Mari Kuayun Tubuhmu dengan Sarungku
Dengarkan percakapan tubuh dengan sarung dalam pameran Teguh Ostenrik kali ini
Sosok-sosok tubuh dari besi bekas berjajar sepanjang ruang di Jakarta Art Distrik, Grand Indonesia, awal November lalu. Mereka seolah menggeliat, bergerak, acap terasa pasrah, namun dalam gestur amat indah bak menari dengan kain sarung yang tak hendak melepaskan dari dari tubuh yang diikuti. Pemandangan ini masih dikuatkan oleh sosok yang tertoreh di atas kanvas, menyatakan hal serupa.
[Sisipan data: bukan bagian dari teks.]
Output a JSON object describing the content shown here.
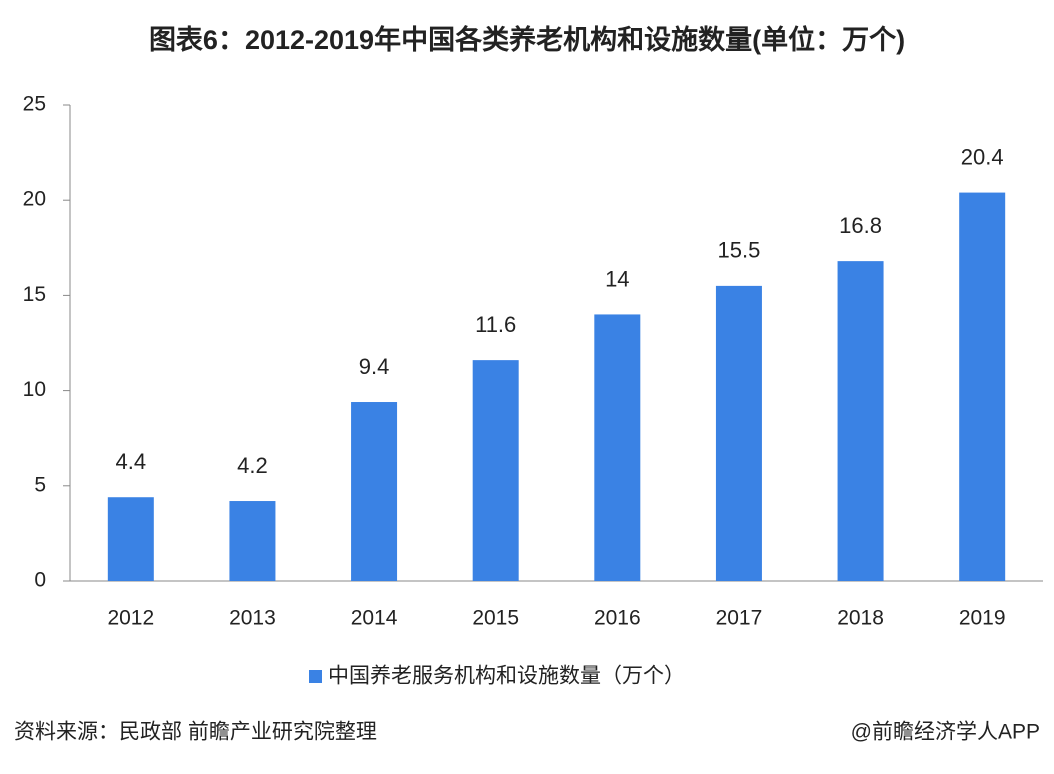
{
  "chart_data": {
    "type": "bar",
    "title": "图表6：2012-2019年中国各类养老机构和设施数量(单位：万个)",
    "categories": [
      "2012",
      "2013",
      "2014",
      "2015",
      "2016",
      "2017",
      "2018",
      "2019"
    ],
    "series": [
      {
        "name": "中国养老服务机构和设施数量（万个）",
        "color": "#3a82e4",
        "values": [
          4.4,
          4.2,
          9.4,
          11.6,
          14,
          15.5,
          16.8,
          20.4
        ]
      }
    ],
    "ylim": [
      0,
      25
    ],
    "yticks": [
      0,
      5,
      10,
      15,
      20,
      25
    ],
    "source": "资料来源：民政部 前瞻产业研究院整理",
    "credit": "@前瞻经济学人APP"
  }
}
Suasana sedikit mengintimidasi di sini, di pameran tunggal Teguh Ostenrik berjudul Sarong, Identity?, dikuratori oleh Jean Couteau, yang diselenggarakan oleh Semarang Gallery.
“Belajarlah dari puisi,” ucap Teguh Ostenrik menanggapi kuratorial yang menyatakan bahwa berbagai karya tersebut bercerita mengenai metafor pemberontakan yang dilakukannya. Seperti terlihat nyata, sosok-sosok yang dibangkitkan Teguh terasa berada dalam situasi dialog dengan sarung-sarungnya dalam media tiga dimensi dari bahan besi bekas maupun di atas kanvas.
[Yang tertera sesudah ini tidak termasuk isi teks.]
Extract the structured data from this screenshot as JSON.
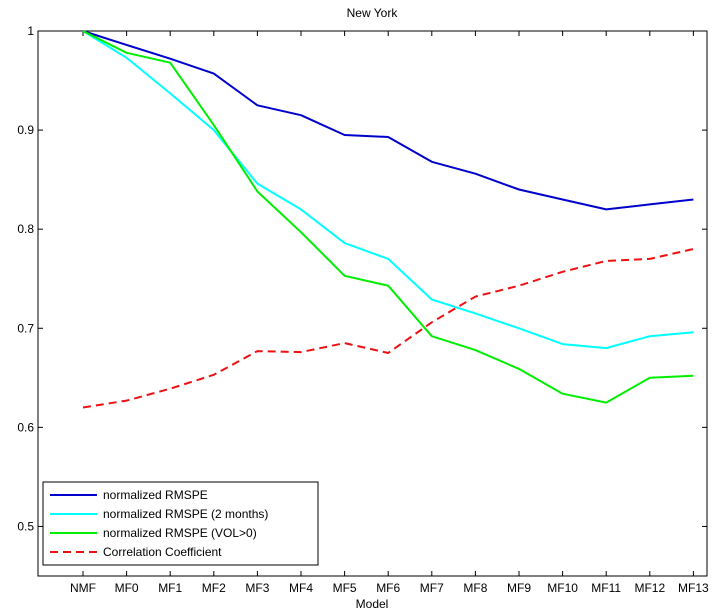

Memang dalam dialog lebih terasakan kehangatan pelukan kain sarung seolah enggan untuk dilepaskan dibanding pemberontakan itu sendiri. Seperti berada dalam posisi dilematis dialogis. Di tengah pertentangan, Teguh, menjelaskan,”Pemberontakan tidak harus dengan kekerasan. Sebaliknya, kita bisa lakukan dalam ronta ataupun rintihan. Marilah masuk dalam area yang lebih sublim.” Lulusan sekolah seni di Jerman itu rupanya lebih memilih memberontak dalam diam. Seperti halnya karya ini dipersembahkan: orang-orang yang terbungkam.
Inspirasi sarung itu tiba ketika ia pergi ke Birma. Semua orang mengenakan kain sarung. Dari tukang becak sampai menteri, dari polisi sampai imigrasi. Suasana itu lantas menyergapnya. “Seksi sekali,” ia berujar sembari mengingat betapa sarung dalam kesehariannya, lingkungan sosialnya, adalah bagian yang menjadi simbol sosial. “Sarung merupakan salah satu warisan budaya nenek moyang di Asia Tenggara, yang sadar kepada cuaca dan lingkungan tropis. Ventilasi silangnya bisa mengantisipasi kelembaban udara di daerah tropis.”
Namun sesungguhnya di balik soal teknis, sarung punya sisi sosial sebagai alat pemberontakan masa kolonial. Sarung masuk bersamaan dengan masuknya ajaran islam di Indonesia dibawa dari Yaman. Meski di banyak negara Arab, sarung tidak memiliki kedudukan yang tinggi sebagaimana di Asia, kecuali sebagai penutup tubuh yang nyaman karena bentuknya. Sementara di Indonesia, sarung selain sebagai pakaian formal – seperti yang ada dalam pakaian adat Nusantara – juga dipakai dalam keseharian.
Sejarah pernah mencatat, seorang ulama NU, Abdul Wahab pernah menolak menggunakan celana panjang ketika diundang ke istana oleh Presiden Soekarno. Waktu itu ia beranggapan bahwa celana panjang merupakan bagian dari kolonialisme – dan ia mengganti dengan sarung (meski sebenarnya sarung pun hasil dari pengaruh budaya lain, bukan?). Dari pengalaman ini, kita bisa melihat bagaimana sarung menjadi simbol pembebasan tubuh yang radikal di masa itu.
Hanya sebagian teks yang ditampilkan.